女子アナを名乗る者は数あれど、第一線で活躍するのはほんの一部の精鋭たちといっていい。特に優秀でなければ生き残れないのが、フリーアナウンサーたちだ。テレビ局という後ろ盾がないため、処世をひとつ間違うだけで、二度とお呼びがかからなくなってしまう。
局から独立してフリーとなった場合、特に難しい。古巣とも仲良くやらなければいけないし、かといって特定の局とだけベッタリでは稼げない。その点、フリー・夏目三久アナ(29)の復帰劇は鮮やかだった。
世間を騒がせたプライベート写真が流出したことがきっかけで干され、退社に追い込まれたが、テレビ朝日系の『マツコ&有吉の怒り新党』で大ブレイク。「女子アナ界ナンバーワンの数字(視聴率)を持つ女」(広告代理店社員)と称えられるまでに成長した。
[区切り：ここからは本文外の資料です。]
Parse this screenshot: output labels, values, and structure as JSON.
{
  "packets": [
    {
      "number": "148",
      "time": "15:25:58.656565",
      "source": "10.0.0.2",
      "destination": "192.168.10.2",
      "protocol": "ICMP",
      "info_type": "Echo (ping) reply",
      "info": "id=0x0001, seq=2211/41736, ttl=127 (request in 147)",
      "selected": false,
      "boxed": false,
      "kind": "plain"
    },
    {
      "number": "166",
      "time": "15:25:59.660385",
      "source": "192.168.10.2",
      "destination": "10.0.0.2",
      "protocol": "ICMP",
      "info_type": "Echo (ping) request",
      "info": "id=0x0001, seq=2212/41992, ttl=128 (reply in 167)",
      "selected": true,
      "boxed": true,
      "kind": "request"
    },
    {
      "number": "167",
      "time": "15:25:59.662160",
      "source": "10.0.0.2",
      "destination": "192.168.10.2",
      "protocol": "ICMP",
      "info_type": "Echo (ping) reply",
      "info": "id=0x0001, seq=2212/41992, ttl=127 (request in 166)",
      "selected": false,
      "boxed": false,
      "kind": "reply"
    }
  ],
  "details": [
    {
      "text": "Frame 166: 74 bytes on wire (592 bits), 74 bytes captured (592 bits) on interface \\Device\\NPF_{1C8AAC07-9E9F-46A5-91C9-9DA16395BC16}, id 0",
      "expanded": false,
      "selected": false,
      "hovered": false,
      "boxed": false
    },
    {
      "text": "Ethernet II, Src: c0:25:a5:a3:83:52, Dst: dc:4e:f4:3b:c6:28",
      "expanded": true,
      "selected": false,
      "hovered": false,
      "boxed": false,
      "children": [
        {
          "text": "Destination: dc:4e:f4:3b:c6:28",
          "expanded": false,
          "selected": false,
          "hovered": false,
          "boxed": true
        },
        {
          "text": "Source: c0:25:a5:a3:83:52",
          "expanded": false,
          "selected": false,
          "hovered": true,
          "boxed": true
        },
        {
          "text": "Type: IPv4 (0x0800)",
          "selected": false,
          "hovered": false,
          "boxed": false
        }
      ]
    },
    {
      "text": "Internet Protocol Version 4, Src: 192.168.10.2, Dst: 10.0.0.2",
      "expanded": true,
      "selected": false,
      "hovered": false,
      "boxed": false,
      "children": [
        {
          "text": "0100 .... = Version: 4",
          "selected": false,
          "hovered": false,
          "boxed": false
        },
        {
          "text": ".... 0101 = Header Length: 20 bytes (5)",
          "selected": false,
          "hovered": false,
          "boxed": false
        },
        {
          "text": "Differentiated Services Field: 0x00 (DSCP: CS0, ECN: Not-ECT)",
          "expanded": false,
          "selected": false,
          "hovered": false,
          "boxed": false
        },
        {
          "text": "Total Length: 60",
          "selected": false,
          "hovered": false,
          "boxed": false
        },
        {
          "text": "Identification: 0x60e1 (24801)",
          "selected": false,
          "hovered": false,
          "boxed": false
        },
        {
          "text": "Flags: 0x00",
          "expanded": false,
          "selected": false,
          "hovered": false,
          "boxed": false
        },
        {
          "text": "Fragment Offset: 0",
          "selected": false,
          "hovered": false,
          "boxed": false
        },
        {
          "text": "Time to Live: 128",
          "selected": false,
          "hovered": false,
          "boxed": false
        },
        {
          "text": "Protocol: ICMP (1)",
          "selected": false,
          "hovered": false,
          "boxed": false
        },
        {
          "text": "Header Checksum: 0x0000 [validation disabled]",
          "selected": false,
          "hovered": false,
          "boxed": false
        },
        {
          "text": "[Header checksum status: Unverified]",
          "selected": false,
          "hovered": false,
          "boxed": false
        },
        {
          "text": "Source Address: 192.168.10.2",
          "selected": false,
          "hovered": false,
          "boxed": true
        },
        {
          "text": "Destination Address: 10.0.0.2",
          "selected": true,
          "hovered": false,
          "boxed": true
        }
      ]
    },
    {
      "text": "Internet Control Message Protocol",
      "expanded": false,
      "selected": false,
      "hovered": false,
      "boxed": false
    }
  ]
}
日テレ上層部は「逃がした魚は大きかった」と悔やんだのだろう。再三にわたってオファーを出した結果、昨年4月に同局の『真相報道 バンキシャ!』メインキャスターに就任。見事な凱旋を果たしたのである。
決して円満退社とはいえない形で抜け出した古巣から、“三顧の礼”をもってアナウンサーにとっての“玉座”である、看板報道番組のメインキャスターに迎えられた夏目アナ。この大逆転劇を可能にしたのは、それまで培ってきた「人脈」だった。
「同時期に日テレからフリーになった羽鳥慎一が、夏目のことをすごくかわいがっていて、自分がお世話になった芸能界の重鎮たちに夏目を紹介したそうです。その結果、大手事務所への所属が叶い、夏目は大きな後ろ盾を得て日本テレビに堂々と凱旋できたわけです」(芸能事務所社長)
孫子の兵法には「人に致して人に致されず」とある。相手に左右されるのではなく、相手を左右するほどの主導権を握れという格言である。芸能界の要衝を押さえ、日テレとの立場を逆転させた夏目アナは軍師としての才覚十分だろう。